Естественно, Шарлотта пригласила Эмили на Рождество — с Эдвардом, для которого детское общество будет самым лучшим подарком.

Но что будет после Рождества? Эмили придется вернуться в городской дом Эшвордов, в одиночество и невыносимую скуку.

По правде говоря, как бы сильно ни любила Шарлотта свой дом и детей, но шесть месяцев безвылазного сидения дома подействовали бы даже на нее. Она спросила Томаса о его новом деле не просто из супружеского участия — в ее интересе присутствовала и жажда приключений.

На следующий вечер она подготовилась тщательнее. После ужина они уселись у камина в гостиной; дети давно спали, а Шарлотта шила украшения в виде бабочек для рождественской елки.

— Томас, — небрежно заметила она. — Если твое новое дело несерьезное — просто формальность, как ты выразился, — ты, наверное, сможешь отложить его, пока не пройдет Рождество? — Она не поднимала головы, внимательно следя за нитью и тонкой тканью, которую шила.

— Я… — Питт помялся. — Думаю, дело серьезнее, чем казалось вначале.

Шарлота с огромным трудом сдерживала любопытство.

— Интересно. Как это?

— Ограбление, которое трудно понять.

— О. — На этот раз не было нужды притворяться безразличной. В ограблениях нет ничего личного, а потеря имущества Шарлотту не интересовала. — И что же украли?

— Две миниатюры, вазу, пресс-папье и первое издание книги, — ответил он.

— И что же тут непонятного? — Подняв голову, она увидела, что муж улыбается. — Томас? — Шарлотта сразу же поняла, что в деле присутствует какая-то тайна или страсть.

— Сын хозяев дома застал грабителя на месте преступления и был убит. — Питт не отрывал от жены задумчивого взгляда.
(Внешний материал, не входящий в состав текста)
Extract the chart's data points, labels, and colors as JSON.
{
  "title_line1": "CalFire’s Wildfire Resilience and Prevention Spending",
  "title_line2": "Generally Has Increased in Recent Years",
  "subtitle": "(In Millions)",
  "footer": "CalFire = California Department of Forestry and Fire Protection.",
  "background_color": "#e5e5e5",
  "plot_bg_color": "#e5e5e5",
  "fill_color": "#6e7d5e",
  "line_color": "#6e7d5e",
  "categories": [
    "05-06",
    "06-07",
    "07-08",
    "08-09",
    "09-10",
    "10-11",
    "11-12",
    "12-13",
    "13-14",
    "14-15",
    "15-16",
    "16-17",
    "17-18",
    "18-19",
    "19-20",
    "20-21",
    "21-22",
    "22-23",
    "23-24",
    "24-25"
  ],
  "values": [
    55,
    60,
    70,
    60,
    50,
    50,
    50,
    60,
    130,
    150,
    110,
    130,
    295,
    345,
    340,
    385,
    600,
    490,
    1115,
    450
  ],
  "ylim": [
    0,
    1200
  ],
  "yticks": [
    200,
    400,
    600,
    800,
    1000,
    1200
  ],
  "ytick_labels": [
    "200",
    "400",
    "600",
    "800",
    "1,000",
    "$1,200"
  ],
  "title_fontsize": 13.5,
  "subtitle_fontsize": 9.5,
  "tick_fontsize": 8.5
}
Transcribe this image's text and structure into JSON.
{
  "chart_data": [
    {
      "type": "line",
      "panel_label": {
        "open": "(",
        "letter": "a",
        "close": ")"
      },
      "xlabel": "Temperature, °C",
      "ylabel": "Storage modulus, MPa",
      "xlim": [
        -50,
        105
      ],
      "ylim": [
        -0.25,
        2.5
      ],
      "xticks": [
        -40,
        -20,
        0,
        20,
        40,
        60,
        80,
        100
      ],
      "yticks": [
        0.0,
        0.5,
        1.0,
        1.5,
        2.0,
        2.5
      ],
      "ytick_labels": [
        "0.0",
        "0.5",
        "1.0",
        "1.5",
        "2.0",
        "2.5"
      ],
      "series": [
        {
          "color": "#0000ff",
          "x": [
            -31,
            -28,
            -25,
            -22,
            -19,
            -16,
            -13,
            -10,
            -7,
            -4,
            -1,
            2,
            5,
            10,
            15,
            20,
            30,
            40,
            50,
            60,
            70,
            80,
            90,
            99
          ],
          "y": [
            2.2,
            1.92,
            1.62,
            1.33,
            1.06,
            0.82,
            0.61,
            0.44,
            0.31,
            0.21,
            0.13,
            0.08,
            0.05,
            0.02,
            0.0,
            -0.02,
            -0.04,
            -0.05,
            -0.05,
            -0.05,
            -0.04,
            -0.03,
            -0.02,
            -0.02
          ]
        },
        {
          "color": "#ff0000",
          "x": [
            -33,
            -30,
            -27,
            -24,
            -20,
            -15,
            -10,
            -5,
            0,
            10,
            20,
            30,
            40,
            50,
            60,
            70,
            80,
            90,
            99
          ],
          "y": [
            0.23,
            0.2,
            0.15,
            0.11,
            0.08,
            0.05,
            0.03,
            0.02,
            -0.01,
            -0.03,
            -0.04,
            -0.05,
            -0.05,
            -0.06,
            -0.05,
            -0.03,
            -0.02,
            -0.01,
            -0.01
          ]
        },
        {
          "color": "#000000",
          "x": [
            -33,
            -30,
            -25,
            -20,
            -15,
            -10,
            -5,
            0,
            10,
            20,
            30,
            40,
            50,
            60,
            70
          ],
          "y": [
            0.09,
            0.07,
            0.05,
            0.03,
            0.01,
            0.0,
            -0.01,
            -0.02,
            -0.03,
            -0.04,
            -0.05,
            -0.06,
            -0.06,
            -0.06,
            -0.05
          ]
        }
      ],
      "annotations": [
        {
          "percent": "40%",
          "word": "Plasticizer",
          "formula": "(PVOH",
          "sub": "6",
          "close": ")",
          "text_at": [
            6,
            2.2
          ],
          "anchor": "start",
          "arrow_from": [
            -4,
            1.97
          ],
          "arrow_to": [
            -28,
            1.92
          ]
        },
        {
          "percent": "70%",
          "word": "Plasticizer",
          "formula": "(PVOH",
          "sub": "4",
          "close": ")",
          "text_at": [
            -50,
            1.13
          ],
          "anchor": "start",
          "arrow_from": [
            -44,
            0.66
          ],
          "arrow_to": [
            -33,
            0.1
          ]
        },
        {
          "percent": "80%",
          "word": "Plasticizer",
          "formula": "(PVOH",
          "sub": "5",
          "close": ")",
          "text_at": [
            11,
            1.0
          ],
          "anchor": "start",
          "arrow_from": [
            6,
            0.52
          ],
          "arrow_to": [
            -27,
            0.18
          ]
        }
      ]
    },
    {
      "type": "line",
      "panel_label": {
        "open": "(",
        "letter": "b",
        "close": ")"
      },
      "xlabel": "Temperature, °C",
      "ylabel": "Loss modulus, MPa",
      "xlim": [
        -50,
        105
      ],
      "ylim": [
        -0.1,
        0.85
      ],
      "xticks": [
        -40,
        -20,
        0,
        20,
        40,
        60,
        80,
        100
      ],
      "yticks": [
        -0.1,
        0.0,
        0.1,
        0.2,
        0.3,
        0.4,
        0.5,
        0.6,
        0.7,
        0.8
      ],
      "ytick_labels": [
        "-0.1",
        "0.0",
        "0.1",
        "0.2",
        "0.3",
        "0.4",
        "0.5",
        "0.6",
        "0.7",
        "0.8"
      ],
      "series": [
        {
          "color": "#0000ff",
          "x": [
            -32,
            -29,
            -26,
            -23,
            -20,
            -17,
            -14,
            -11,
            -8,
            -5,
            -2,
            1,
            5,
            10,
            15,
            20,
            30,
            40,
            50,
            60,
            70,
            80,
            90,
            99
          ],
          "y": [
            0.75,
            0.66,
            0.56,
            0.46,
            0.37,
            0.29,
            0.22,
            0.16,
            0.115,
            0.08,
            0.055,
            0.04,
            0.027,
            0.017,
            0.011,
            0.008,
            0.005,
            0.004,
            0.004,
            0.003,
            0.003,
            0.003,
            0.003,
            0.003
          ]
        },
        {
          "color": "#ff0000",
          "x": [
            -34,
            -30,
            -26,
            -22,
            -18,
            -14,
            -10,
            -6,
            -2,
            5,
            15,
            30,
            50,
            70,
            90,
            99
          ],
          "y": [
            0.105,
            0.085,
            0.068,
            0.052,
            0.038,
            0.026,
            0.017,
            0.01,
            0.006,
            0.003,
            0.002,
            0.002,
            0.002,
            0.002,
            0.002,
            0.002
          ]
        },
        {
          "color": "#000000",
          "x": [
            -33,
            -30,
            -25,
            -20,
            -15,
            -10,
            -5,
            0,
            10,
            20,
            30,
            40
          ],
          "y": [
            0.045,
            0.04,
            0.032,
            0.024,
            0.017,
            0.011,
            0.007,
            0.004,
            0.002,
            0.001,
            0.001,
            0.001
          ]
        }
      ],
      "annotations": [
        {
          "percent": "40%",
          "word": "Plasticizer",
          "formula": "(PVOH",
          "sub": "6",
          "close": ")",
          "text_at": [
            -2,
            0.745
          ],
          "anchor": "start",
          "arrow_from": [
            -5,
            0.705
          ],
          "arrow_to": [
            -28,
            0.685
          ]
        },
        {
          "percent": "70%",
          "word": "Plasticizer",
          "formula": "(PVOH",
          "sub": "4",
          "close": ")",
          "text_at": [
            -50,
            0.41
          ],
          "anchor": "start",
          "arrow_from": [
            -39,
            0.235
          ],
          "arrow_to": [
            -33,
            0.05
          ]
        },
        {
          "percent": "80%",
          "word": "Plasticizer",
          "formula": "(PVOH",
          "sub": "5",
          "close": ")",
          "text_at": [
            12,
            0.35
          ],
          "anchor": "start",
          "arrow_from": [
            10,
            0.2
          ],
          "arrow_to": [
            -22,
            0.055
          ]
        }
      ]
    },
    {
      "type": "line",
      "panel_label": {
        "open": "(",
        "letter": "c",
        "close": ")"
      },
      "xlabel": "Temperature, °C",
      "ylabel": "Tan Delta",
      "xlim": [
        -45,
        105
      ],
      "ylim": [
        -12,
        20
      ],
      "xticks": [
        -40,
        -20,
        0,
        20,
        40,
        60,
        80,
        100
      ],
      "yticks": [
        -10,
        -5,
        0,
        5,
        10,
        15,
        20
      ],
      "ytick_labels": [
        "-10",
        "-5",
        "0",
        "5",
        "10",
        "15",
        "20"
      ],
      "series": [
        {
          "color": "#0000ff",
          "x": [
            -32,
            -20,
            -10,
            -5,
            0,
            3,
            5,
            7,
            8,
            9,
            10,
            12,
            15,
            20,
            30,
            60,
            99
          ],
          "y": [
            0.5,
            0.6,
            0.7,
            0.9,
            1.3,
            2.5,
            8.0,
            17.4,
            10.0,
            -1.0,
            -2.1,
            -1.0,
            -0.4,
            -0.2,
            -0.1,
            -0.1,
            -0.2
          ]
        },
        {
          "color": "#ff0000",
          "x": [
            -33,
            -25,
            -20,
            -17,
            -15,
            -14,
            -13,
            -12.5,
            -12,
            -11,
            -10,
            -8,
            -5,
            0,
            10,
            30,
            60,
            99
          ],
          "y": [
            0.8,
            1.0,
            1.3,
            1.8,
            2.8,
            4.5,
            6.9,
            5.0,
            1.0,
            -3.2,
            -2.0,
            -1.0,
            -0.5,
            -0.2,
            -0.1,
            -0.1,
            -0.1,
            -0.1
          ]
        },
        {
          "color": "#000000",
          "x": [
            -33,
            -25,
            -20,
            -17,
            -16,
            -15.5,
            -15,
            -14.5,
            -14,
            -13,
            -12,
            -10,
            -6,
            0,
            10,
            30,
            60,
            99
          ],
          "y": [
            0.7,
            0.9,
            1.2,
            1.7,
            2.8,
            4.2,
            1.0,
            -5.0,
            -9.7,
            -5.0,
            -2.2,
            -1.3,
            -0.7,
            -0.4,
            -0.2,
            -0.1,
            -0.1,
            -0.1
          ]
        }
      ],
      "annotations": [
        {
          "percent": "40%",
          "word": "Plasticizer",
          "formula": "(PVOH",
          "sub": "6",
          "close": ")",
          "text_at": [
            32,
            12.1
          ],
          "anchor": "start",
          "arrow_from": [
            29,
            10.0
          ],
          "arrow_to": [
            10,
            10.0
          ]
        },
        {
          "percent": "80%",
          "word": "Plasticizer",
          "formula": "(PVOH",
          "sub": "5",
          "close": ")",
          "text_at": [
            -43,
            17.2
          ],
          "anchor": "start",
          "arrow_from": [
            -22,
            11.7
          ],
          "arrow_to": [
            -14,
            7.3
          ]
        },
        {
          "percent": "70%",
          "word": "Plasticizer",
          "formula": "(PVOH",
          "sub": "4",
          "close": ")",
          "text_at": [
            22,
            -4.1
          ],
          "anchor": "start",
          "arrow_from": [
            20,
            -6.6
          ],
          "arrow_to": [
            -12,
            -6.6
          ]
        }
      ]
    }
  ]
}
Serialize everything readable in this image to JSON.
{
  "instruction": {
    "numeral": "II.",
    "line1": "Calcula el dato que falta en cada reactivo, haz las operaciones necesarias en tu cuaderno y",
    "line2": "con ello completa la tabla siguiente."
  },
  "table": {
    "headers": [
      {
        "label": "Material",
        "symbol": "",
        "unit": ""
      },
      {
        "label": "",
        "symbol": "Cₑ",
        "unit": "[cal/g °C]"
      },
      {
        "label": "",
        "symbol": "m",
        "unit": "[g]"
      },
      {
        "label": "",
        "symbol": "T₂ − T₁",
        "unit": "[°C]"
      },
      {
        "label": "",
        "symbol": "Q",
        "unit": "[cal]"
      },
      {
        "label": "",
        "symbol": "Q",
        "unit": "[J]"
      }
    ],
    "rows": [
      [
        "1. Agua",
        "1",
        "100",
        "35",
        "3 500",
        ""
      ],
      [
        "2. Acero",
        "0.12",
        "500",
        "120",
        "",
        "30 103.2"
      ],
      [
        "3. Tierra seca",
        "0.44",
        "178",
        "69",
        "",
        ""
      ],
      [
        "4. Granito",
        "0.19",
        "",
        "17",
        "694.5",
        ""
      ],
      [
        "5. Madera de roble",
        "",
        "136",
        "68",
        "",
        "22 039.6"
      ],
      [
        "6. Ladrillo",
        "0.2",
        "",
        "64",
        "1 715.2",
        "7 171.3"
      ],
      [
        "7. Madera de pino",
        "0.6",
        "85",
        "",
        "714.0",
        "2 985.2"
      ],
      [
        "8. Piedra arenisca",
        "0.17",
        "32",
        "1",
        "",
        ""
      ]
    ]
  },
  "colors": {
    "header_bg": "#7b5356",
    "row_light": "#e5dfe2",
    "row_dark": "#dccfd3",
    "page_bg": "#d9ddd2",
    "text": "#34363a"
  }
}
Его забавляло любопытство Шарлотты и ее попытки скрыть его, хотя он отдавал должное ее проницательности. — И ничего из украденного не всплыло, — закончил он.

— Да? — Шарлотта не заметила, как шитье выскользнуло из ее рук и упало на пол. — Томас!

Он уселся в кресло, устроился поудобнее, скрестив ноги, и рассказал все, что знает, не забыв о предостережении Балларата, что надо быть осторожным, об угрозе репутациям и о потере документов в Министерстве иностранных дел.

— Потере? — скептически повторила Шарлотта. — Ты хотел сказать, краже?

— Не знаю. И вряд ли когда-нибудь узнаю. Если документы действительно крали, то с них снимали копии, а не уносили с собой. Если Роберт Йорк хранил документы дома, вполне возможно, что грабитель охотился именно за ними, а остальные вещи взял для того, чтобы скрыть этот факт. Но, скорее всего, дело в другом.

Шарлотта подняла шитье и положила на столик у окна, чтобы не потерять иголку.

— Но что, ради всего святого, хочет от тебя Министерство иностранных дел? — настаивала она. — Если там есть шпион, разве его не следует поймать, независимо от того, убивал ли он Роберта Йорка?

— Рискну предположить, что его и поймали, — уныло заметил Томас. — И Министерство иностранных дел не желает, чтобы об этом стало известно. На самом деле они хотят, чтобы мы проверили их ловкость, убедились, что утерянная информация надежно спрятана. Нашей репутации в мире будет нанесен серьезный урон, если такие вещи станут известны широкой публике. А может, ничего и не пропадало.